How many of you still aren't breathing because that word audit was mentioned a few paragraphs ago? Relax. You can take steps to minimize your chances of an audit and to minimize the pain such an audit would otherwise cause. Making sure that you have proof, as discussed earlier, is just one way of protecting your home business deduction. But there are some other ways:

  • Hire a good accountant. As you may have realized, taxes can be complex for a home business, particularly if you're a homeowner. The more complex your taxes, the more you should consider hiring a good accountant, whose full-time job is to make his or her way through the intricate web known as the tax code. In addition to her own CPA work, Forman says, "I spend more than 80 hours a year in classes." Think about it—Forman is already well-versed in "everything taxes," and yet she spends at least an additional two weeks a year learning the latest tax law changes and implications of tax-related decisions.

  • Drop the idea that your taxes are just like everyone else's. Our current tax laws are quite nuanced, so the chances are very unlikely that your Uncle Eddie's home-repair shop has all of the same tax issues as your own home-based graphic-design studio. Even if you and your uncle were in the same business, such issues as who owns your home, how it's owned, marital status, family structure, and whether anyone else in your household participates in your business will all have an impact on your taxes.
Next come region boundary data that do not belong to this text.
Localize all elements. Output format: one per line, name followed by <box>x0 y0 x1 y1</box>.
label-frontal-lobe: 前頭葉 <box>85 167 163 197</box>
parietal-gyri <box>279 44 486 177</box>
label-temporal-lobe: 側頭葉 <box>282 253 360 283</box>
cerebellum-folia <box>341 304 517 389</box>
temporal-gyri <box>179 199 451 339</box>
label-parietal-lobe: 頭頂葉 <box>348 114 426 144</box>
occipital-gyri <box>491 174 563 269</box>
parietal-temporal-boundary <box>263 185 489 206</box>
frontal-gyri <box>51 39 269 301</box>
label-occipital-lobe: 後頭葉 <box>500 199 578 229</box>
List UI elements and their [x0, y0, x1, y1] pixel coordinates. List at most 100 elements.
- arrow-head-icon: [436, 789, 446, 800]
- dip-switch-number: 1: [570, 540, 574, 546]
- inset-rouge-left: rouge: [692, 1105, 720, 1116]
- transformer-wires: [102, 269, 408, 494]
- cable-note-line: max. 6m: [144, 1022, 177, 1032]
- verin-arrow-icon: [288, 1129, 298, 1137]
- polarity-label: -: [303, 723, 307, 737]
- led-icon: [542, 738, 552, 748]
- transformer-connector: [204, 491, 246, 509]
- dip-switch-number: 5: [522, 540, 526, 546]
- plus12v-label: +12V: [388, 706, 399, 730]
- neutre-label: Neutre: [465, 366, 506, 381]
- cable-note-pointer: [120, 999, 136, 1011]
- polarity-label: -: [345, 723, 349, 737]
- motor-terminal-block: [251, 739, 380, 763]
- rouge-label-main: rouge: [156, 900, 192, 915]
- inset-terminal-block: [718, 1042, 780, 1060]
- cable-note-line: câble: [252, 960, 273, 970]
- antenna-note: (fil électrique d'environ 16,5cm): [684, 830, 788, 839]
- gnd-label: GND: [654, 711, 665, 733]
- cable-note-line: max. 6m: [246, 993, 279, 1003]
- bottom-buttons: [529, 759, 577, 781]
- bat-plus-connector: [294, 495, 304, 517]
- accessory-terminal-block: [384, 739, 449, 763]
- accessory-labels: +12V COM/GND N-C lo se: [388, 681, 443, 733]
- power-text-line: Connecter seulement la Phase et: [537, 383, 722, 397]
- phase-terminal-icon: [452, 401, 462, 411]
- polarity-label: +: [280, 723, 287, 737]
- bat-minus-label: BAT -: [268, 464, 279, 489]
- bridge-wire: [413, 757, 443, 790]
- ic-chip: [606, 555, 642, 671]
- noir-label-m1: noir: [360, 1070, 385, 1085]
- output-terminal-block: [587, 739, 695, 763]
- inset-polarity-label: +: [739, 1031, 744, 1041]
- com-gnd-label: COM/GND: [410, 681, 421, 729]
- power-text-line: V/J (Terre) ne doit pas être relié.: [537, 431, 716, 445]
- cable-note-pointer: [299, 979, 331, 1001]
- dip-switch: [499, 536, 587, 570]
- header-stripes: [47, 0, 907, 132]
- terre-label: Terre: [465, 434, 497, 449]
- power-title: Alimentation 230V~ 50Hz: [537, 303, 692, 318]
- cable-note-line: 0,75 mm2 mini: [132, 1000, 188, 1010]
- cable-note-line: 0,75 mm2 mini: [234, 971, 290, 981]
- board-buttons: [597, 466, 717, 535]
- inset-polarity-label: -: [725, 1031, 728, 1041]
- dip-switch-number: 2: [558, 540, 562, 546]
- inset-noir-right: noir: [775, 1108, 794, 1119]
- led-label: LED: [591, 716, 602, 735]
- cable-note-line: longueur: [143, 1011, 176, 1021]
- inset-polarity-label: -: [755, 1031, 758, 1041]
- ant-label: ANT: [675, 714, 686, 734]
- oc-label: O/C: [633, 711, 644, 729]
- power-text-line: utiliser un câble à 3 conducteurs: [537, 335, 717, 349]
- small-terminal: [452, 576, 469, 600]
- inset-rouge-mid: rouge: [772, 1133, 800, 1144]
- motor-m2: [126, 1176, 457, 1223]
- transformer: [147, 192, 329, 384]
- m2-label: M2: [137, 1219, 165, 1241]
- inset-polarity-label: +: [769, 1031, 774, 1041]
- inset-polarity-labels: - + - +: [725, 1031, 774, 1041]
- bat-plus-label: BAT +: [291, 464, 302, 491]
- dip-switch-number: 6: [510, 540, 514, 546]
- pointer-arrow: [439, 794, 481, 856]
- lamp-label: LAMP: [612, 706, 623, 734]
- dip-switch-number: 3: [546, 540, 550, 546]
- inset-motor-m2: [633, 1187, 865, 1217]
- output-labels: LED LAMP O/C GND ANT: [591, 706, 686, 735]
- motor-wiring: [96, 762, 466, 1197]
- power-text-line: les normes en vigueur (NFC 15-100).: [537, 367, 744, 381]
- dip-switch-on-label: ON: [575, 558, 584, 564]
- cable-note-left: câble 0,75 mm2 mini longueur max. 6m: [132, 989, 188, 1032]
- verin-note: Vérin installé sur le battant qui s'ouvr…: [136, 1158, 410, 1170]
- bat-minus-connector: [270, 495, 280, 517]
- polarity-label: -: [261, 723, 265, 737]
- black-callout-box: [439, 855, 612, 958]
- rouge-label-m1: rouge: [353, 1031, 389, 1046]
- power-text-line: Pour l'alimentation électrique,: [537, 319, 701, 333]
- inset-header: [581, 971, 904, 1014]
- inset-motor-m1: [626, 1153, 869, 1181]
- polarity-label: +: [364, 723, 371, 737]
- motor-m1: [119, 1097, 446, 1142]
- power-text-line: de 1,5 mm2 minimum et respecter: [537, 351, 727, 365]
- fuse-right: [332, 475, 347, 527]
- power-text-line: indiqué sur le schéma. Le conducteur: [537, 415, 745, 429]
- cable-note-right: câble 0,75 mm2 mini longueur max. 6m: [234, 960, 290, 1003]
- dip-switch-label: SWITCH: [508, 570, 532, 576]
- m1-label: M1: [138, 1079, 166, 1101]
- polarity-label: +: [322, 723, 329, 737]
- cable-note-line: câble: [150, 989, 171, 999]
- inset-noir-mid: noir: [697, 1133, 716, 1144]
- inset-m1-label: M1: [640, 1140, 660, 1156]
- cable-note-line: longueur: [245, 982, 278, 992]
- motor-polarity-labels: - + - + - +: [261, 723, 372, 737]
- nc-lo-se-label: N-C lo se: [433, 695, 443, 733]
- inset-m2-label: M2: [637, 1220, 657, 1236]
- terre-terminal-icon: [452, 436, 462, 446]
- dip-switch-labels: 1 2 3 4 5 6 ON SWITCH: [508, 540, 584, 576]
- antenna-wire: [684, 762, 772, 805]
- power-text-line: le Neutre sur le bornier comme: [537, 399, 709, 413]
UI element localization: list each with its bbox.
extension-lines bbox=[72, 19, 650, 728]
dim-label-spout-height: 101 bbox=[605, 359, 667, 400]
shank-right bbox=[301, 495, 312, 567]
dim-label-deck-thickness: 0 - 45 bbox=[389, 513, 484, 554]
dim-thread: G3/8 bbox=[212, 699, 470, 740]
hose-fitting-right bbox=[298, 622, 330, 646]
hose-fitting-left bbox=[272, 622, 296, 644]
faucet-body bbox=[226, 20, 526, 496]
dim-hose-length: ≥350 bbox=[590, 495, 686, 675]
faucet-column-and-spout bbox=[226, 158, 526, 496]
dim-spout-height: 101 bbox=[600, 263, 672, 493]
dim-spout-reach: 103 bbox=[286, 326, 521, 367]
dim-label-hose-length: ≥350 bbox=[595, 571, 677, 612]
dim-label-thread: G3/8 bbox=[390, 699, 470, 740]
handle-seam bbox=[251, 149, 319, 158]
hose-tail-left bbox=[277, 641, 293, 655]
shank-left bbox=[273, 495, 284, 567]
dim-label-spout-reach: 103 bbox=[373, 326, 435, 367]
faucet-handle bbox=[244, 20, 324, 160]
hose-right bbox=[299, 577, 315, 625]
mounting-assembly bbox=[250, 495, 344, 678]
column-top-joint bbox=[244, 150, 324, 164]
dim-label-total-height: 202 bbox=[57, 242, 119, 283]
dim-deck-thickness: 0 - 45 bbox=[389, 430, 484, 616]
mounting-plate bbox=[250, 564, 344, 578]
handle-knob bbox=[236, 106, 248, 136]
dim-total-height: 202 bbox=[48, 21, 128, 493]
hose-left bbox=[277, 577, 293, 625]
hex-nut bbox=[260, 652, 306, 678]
  • Sorry, TurboTax may not be for you. Just as I encouraged you to let go of the 1040EZ, consider dropping canned tax-preparation software, which can cause your return to be flagged for an audit if you also have a fairly complex return (such as one involving a home business). Why? Forman explains, "Many people don't understand the tax law well enough to use the program correctly." The IRS is aware of this problem, and looks closely at very complex, involved returns done with software usually meant to handle more standard returns.

  • Understand the difference between capitalizing and expensing. Simply put, capitalizing means considering the cost as a long-term investment, as opposed to a short-term expense. For instance, your home isn't written off as a one-time expense, but is considered a capital investment. Forman says that business owners sometimes expense items they should be capitalizing, drawing questions from the IRS. "For example, they may take a franchise fee of $20,000 and try to expense it. That should be capitalized," she explains.

  • Acknowledge that the IRS knows when something looks odd. Forman comments, "The IRS will flag a return if something is out of whack or unusual. If 50% of your home is claimed as a home office, that might flag the return." That doesn't mean there aren't instances in which 50% of a home is used as a home office—but if you fall into that category, keep excellent records. And if you don't fall into that category, don't be greedy.

  • Don't fall for the too-good deal. You've probably seen the ads: Deduct your entire vacation, your kids' school supplies, your weekly groceries, and so on. Don't believe it, and don't base your tax return on such bogus advice. "There's a lot of abusive stuff out there, and the IRS shuts them down all the time," Forman explains. Vacations are usually not considered a legitimate business expense, for instance. "If you're taking a class while on vacation, keep track of how long you were in class as opposed to vacationing with your family" There may be some portion you can deduct.

  • Remember that your accountant is not a lawyer. "Our confidentiality is very limited and is only in terms of tax advice," Forman says. So if your tax issues are going to raise legal questions, such as the appearance of money laundering or insider trading, head right for an attorney. (Or better yet, stick to honest work.)